Una nueva revisión de datos de miles de gemelos calcula que hasta el 55% de la duración de la vida es hereditaria

¿Por qué algunas personas viven mucho más que otras? Durante décadas, la respuesta ha apuntado sobre todo al entorno: el estilo de vida, las enfermedades, el nivel de riqueza, la suerte. Pero una nueva investigación publicada esta semana cuestiona esa visión, y le da a la genética que heredamos de nuestros padres un papel mucho más central de lo que se creía hasta ahora.

Según el estudio, liderado por el biólogo molecular Uri Alon, del Instituto de Ciencia Weizmann de Israel, hasta el 55% de la variación en la duración de la vida humana estaría determinada por factores genéticos, siempre que se sustraiga el efecto de las causas de muerte externas, como accidentes o infecciones.

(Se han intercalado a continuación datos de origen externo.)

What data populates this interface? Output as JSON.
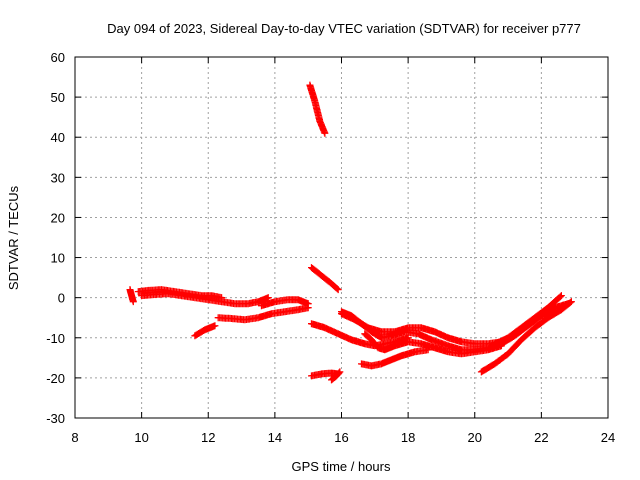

Esta tasa es más del doble que lo que decían las estimaciones previas, que situaban la heredabilidad de la duración de la vida humana entre el 6% y el 33%.

“La mortalidad externa estaba ocultando el peso real de la genética en la duración de la vida”, escriben los autores en su estudio, publicado en Science, referente de la mejor ciencia mundial. Una herencia genética del 55% está mucho más en línea con lo que se había observado en ratones de laboratorio y otros animales, y también con la contribución probada de otras variantes fisiológicas humanas.